Noch einmal zurück nach Köln, dort war in den 50er und 60er Jahren des letzten Jahrhunderts der französische Pianist Robert Casadesus mehrmals Solist des Kölner Rundfunk-Sinfonie-Orchesters. 1956 begleitete ihn Georg Ludwig Jochum, der jüngere Bruder Eugen Jochums, beim A-dur-Konzert. Die Aufnahme zeignet sich durch partnerschaftliches Musizieren aus, der Klavierklang ist jedoch etwas stumpf, schwankende Orchesterleistungen lassen sich hier und da nicht überhören. Aus dem Adagio formen die Musiker ein Andante, noch etwas schneller gespielt als bei der Szell-Aufnahme. Der letzte Satz wird vor allem von Casadesus energisch vorangetrieben. Insgesamt ziehe ich jedoch die CBS-Aufnahme mit Szell vor.

Einige Jahre noch dem Beginn der historisch-informierten Aufführungspraxis wandten sich die Experten auch dem Schaffen von Mozart zu. Das bedeutete ein Überdenken der Artikulation, der Tempi, vor allem aber eine Verkleinerung des Streichorchesters sowie natürlich die Verwendung von Instrumenten der damaligen Zeit, bzw. Nachbauten derselben. Alles dies wirkte sich auf Klang und die Tempi aus, die Bläserstimmen erfuhren gerade in den Tuttipassagen eine Aufwertung, bisher verschüttete Stimmverläufe kamen zu Gehör, die Werke klangen wesentlich transparenter und frischer.

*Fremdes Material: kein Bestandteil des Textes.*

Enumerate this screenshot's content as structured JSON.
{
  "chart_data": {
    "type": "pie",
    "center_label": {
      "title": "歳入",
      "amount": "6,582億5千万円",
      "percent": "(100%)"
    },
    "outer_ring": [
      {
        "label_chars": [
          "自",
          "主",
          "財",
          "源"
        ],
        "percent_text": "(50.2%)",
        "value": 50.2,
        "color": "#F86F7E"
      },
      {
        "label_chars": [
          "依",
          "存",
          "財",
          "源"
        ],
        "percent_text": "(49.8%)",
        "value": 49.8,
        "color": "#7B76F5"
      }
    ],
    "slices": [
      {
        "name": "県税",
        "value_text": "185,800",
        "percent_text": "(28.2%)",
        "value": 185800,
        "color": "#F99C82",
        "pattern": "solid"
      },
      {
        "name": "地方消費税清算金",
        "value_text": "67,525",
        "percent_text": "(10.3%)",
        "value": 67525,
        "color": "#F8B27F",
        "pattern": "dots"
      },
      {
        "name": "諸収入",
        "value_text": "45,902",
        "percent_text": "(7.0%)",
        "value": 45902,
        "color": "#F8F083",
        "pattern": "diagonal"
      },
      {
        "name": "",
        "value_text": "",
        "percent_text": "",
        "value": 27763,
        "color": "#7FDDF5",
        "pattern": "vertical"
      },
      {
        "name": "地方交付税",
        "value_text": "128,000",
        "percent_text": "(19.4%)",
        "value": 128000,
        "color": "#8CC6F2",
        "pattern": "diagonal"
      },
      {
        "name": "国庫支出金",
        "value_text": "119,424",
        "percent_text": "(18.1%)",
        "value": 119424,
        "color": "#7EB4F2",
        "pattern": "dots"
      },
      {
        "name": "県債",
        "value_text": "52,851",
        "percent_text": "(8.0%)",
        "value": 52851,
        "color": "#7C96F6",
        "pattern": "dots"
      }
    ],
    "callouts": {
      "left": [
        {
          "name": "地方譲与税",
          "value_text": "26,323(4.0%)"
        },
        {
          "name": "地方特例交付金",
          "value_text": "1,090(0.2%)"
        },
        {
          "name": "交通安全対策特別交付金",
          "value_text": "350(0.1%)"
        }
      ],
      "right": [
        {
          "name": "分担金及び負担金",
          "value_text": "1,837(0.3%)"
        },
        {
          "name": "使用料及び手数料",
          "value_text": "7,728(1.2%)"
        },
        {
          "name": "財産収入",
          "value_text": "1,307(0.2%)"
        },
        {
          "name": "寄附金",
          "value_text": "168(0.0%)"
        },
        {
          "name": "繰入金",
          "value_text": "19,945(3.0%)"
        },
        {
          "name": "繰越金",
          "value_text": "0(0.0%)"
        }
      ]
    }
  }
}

Das erste deutsche Originalklang-Ensemble war die Capella Coloniensis des WdR Köln. Es spielte unter Leitung von Franzjosef Maier, der auch das etwas später gegründete Collegium Aureum leitete, das Konzerte gab und bei DHM Schallplatten einspielte. Als Jörg Demus mit diesem Ensemble einige Mozart-Konzerte aufnahm, steckte man noch in den Anfängen der Mozart-Exegese. Das Orchester spielt noch so, als sei es ein kleines Sinfonie-Orchester mit Original-Instrumenten. 12 Jahre später erleben wir schon das Gegenteil. Gardiner hat sein English Baroque Ensemble so geschult, dass man beim oberflächlichen Hören fast nicht merkt, dass hier Originalinstrumente zum Einsatz kommen. Der „neuartige" alte Klang ist schon fast überzüchtet.